Dass sexuelle Übergriffigkeit im Zuge von Großveranstaltungen mit vielen Menschen, Gedränge und Alkohol steigt, ist leider wenig überraschend. Weniger bekannt ist, dass auch häusliche Gewalt im Zusammenhang mit Fußball steigt. Das zeigen Untersuchungen aus Großbritannien. Eine Studie untersuchte während der WM 2002, 2006 und 2010, wie sich der Ausgang der Spiele auf Vorfälle häuslicher Gewalt auswirkt. Wenn die englische Nationalmannschaft gewann oder unentschieden spielte, stieg die Anzahl der polizeilich gemeldeten häuslichen Gewalttaten um 26 Prozent; wenn sie verlor, sogar um 38 Prozent. Unabhängig vom Ausgang der Spiele lag sie am Folgetag noch immer 11 Prozent über dem Durchschnitt.

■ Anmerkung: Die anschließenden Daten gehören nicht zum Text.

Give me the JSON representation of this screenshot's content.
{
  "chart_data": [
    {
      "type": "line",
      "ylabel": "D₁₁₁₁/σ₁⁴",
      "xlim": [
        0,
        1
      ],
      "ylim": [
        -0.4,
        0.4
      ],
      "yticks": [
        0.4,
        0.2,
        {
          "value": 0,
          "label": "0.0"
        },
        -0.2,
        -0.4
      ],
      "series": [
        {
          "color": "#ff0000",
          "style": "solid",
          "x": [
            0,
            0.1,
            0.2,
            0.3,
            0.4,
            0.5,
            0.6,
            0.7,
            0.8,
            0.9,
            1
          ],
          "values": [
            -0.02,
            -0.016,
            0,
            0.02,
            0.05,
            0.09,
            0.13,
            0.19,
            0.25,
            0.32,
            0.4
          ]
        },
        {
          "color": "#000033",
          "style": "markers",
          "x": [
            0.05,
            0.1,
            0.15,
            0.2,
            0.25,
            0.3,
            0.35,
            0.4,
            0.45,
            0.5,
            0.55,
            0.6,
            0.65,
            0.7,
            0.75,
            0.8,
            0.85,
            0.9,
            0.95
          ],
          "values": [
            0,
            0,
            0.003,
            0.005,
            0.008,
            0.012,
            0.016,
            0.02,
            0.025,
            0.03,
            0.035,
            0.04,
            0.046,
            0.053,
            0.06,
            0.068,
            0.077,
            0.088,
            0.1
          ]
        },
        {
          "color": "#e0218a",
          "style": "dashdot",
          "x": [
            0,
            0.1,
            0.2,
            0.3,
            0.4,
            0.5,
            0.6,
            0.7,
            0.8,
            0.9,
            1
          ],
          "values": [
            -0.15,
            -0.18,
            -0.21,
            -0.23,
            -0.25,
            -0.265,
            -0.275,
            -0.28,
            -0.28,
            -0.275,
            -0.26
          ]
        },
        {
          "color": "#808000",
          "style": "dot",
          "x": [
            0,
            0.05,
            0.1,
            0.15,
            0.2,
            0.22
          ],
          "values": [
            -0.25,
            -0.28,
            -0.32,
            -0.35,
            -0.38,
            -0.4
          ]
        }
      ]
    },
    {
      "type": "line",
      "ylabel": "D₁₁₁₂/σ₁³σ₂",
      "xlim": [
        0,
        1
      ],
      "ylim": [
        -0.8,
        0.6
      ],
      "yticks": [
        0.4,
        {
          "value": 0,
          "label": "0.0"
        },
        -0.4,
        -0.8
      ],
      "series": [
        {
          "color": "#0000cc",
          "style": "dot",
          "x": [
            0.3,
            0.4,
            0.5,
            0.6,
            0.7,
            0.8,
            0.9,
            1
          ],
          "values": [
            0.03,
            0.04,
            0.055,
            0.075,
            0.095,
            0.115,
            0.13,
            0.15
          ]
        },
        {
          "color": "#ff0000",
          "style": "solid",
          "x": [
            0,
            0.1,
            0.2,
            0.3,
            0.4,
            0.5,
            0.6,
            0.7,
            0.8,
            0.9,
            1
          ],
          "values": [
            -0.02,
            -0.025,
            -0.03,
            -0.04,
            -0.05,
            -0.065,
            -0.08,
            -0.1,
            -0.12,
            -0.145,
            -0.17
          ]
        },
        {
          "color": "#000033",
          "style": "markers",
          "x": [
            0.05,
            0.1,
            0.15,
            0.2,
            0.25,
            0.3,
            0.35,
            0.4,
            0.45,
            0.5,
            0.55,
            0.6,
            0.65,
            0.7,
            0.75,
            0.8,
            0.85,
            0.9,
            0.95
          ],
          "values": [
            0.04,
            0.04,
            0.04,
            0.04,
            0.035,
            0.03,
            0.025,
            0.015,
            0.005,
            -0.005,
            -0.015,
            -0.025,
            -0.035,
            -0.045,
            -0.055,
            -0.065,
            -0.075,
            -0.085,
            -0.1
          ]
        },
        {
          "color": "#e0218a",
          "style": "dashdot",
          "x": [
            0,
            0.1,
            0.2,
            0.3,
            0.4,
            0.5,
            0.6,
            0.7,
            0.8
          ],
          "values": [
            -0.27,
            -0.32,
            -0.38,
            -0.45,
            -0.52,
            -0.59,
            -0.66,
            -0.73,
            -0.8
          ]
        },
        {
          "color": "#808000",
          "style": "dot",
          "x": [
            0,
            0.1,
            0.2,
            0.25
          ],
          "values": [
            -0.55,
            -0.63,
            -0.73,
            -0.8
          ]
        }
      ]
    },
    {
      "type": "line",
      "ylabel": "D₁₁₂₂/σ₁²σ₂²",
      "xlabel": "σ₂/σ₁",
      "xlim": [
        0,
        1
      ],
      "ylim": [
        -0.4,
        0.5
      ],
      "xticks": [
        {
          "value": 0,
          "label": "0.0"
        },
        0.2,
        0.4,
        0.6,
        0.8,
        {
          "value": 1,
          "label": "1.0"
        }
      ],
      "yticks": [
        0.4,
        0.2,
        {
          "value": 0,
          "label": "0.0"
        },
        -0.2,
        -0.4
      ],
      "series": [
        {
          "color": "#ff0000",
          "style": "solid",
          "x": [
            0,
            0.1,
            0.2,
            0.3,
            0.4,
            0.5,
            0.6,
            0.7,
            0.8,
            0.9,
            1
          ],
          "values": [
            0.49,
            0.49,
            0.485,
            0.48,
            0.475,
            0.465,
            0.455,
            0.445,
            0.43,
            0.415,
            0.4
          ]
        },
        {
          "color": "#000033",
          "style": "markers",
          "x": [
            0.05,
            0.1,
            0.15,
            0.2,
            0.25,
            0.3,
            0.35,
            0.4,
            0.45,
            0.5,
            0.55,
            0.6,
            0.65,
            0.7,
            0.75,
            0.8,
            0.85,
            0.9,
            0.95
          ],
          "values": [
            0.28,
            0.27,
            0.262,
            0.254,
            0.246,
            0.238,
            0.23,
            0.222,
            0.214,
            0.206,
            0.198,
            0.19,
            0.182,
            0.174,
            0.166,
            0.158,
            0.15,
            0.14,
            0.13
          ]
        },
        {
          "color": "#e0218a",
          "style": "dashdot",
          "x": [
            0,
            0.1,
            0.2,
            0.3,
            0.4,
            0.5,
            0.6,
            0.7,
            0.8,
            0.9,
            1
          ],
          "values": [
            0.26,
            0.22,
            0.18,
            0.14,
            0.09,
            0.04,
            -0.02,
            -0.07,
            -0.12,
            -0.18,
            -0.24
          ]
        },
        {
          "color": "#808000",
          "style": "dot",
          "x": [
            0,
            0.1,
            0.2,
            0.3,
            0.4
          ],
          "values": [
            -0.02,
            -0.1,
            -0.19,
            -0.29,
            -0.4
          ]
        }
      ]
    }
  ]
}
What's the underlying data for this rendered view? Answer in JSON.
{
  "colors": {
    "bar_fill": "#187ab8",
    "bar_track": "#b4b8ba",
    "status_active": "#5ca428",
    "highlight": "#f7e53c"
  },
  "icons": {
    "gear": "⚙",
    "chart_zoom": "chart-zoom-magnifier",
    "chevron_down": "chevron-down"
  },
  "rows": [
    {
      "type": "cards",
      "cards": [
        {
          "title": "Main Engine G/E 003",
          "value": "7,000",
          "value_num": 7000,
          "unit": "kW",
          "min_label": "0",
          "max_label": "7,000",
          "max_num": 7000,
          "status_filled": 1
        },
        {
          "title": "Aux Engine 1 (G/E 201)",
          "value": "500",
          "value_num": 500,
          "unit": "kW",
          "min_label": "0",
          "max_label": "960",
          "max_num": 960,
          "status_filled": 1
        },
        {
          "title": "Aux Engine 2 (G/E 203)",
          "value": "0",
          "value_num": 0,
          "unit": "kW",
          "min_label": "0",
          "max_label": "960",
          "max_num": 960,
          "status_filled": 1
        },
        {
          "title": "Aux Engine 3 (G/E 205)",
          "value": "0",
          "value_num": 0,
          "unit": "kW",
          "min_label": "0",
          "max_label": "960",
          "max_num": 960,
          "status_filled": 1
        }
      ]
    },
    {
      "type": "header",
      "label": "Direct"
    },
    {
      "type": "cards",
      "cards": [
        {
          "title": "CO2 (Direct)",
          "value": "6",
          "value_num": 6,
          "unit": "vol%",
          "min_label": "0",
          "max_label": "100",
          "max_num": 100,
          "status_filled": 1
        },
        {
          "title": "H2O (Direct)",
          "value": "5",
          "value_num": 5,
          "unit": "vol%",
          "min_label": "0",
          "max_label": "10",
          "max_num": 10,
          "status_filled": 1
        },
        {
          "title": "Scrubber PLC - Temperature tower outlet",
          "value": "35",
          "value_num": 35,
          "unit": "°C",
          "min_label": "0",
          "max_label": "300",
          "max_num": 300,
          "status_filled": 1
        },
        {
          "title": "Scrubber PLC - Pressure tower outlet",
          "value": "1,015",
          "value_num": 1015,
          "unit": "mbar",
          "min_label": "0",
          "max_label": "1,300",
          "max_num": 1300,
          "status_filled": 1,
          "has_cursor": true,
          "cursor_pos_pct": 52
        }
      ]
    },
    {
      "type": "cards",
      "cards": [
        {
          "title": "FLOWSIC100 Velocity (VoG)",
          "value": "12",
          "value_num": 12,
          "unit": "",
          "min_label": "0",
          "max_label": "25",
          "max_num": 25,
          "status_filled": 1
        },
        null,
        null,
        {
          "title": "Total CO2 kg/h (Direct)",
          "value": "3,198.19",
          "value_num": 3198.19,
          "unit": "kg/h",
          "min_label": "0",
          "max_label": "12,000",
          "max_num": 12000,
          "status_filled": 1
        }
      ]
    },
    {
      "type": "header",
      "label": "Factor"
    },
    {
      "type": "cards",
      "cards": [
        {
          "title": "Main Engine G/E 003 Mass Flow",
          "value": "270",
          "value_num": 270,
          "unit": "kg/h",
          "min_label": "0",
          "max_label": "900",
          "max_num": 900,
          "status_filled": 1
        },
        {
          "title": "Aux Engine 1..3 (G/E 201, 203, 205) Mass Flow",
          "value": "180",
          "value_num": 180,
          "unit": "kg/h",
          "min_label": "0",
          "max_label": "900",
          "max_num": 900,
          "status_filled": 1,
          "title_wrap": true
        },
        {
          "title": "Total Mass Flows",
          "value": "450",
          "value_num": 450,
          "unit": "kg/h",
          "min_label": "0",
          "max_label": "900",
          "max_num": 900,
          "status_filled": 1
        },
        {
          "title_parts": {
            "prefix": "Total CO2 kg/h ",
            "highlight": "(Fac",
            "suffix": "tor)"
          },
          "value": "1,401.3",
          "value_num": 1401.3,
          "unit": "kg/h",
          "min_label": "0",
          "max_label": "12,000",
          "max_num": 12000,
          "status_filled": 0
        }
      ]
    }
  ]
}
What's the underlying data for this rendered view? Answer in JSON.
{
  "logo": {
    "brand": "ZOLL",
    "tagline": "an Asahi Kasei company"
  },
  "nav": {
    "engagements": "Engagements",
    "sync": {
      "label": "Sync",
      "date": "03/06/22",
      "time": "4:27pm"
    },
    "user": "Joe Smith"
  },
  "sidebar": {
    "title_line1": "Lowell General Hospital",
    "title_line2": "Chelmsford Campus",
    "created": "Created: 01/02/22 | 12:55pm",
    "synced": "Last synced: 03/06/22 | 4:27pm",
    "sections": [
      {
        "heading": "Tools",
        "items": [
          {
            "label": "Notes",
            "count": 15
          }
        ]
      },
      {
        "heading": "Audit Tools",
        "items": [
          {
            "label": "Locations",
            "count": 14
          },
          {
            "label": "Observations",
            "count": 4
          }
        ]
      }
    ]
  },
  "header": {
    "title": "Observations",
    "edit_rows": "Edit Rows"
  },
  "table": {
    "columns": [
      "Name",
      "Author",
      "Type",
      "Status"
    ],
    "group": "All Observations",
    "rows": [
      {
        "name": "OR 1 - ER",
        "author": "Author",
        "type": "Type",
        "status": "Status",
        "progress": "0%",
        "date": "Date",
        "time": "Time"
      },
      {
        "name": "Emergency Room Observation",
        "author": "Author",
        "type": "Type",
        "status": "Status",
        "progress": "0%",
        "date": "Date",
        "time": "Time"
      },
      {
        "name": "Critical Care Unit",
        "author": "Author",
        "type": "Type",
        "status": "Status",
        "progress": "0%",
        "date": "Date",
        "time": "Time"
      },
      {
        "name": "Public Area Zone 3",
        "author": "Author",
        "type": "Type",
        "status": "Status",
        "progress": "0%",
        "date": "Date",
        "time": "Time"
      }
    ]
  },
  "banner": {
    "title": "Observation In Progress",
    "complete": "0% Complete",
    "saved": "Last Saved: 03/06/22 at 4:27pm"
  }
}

Im Februar 2024 erschien eine weitere Studie in England, die den Zusammenhang zwischen häuslicher Gewalt und Fußball-Großereignissen untersuchte. Dazu wurden über einen Zeitraum von acht Jahren im Großraum Manchester Meldungen von häuslicher Gewalt bei der Polizei an Tagen mit größeren Fußballspielen ausgewertet. Demnach nahm die Gewalt während der Spiele ab, stieg danach aber deutlich an. Opfer der Gewalt waren zum Großteil Frauen. Ausgeübt wurde sie fast ausschließlich von alkoholisierten Männern. Jedoch sehen die Forscherinnen darin zwar einen Zusammenhang, aber nicht die Ursache für die Gewalt. Elke Ferner, Vorsitzende der UN Women Deutschland, stellt ebenfalls klar, dass partnerschaftliche Gewalt weder am Fußball noch am Alkohol liege, sondern an gewalttätigen Männern.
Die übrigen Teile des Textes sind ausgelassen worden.